36 | RED DRESS
Sejujurnya aku sedih banget nulis part kemarin sama yang ini.
Ngerasa bersalah sama Gie.
Tapi ini konflik terakhir, kok.
Hari ini aku up lebih awal dari biasanya.
Semoga kalian suka.
***
Saat Galang melompat turun dari mobil, ia melihat Elsa sedang mengikat rambut di teras. Saudara kembarnya itu mengangkat sebuah baskom berisi air. Lengan blouse-nya sudah dilipat sampai lengan.
"Ambulans belum dateng?" Tanya Galang saat menghampiri Elsa. Dilihatnya wajah dan leher Elsa sudah berpeluh.
"Kejebak macet. Estimasi setengah jam lagi nyampe. Lo tolongin gue."
Galang mengambil alih baskom air di tangan Elsa. "Gue bantu apa?"
"Tolong ambilin air anget, masukin ke baskom lain. Lo cariin handuk bersih juga. Dua kalo ada."

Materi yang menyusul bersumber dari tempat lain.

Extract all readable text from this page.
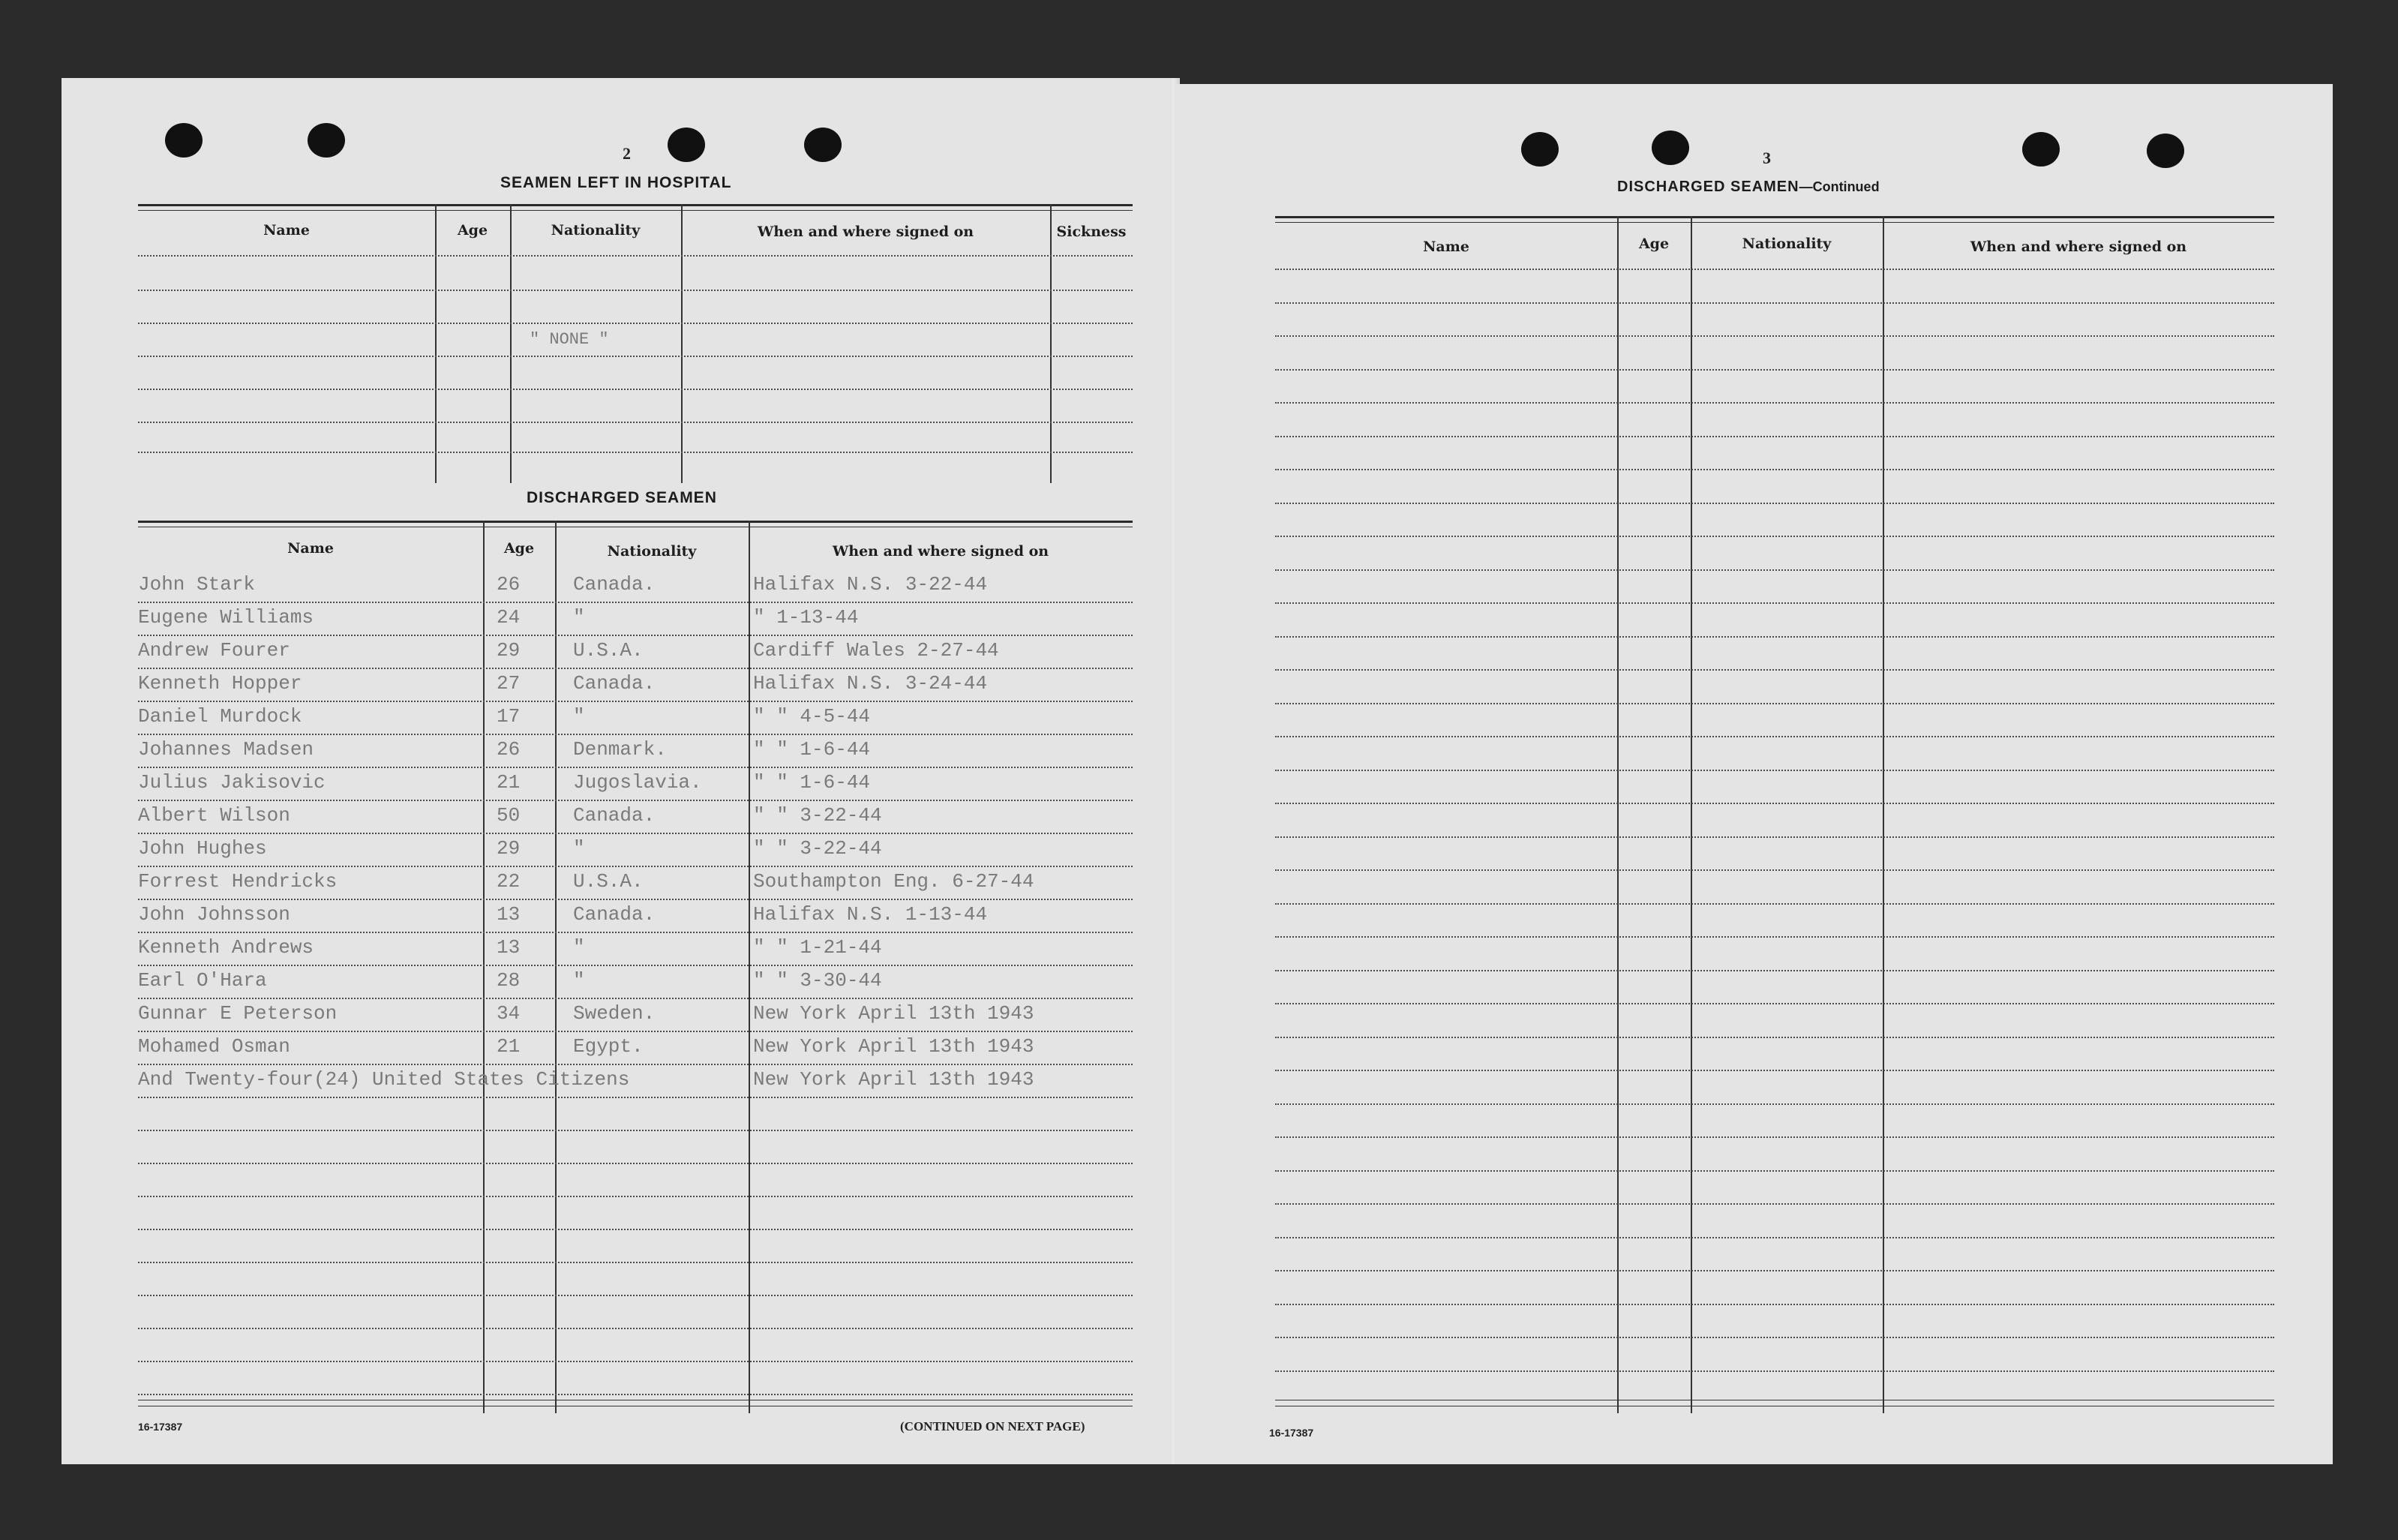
2
SEAMEN LEFT IN HOSPITAL
Name	Age	Nationality	When and where signed on	Sickness
" NONE "
DISCHARGED SEAMEN
Name	Age	Nationality	When and where signed on
John Stark	26	Canada.	Halifax N.S. 3-22-44
Eugene Williams	24	"	" 1-13-44
Andrew Fourer	29	U.S.A.	Cardiff Wales 2-27-44
Kenneth Hopper	27	Canada.	Halifax N.S. 3-24-44
Daniel Murdock	17	"	" " 4-5-44
Johannes Madsen	26	Denmark.	" " 1-6-44
Julius Jakisovic	21	Jugoslavia.	" " 1-6-44
Albert Wilson	50	Canada.	" " 3-22-44
John Hughes	29	"	" " 3-22-44
Forrest Hendricks	22	U.S.A.	Southampton Eng. 6-27-44
John Johnsson	13	Canada.	Halifax N.S. 1-13-44
Kenneth Andrews	13	"	" " 1-21-44
Earl O'Hara	28	"	" " 3-30-44
Gunnar E Peterson	34	Sweden.	New York April 13th 1943
Mohamed Osman	21	Egypt.	New York April 13th 1943
And Twenty-four(24) United States Citizens	New York April 13th 1943
16-17387	(CONTINUED ON NEXT PAGE)
3
DISCHARGED SEAMEN—Continued
Name	Age	Nationality	When and where signed on
16-17387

"Kenapa nggak nunggu dokter, sih?"
"Keburu mati anaknya di dalem, bego! Lea kesakitan, ketubannya udah pecah."
"Kenapa juga anaknya mati?? Nggak bisa keluar?" Karena penjelasan irit Elsa, Galang sampai horror membayangkan yang tidak-tidak.
"Lea butuh dipandu. Lagi kontraksi bukannya tenang malah berontak nggak karuan. Sumpah, pegel gue nenangin dia. Nih, rok gue sampe robek gara-gara ditarik sama Lea." Elsa menunjukkan bagian bawah roknya yang robek panjang sampai paha.
Terdengar jeritan Lea dari dalam rumah.
"Buruan lo ambilin air anget sama handuk bersih!" Elsa langsung berlari menuju kamar tempat Lea sedang kesakitan.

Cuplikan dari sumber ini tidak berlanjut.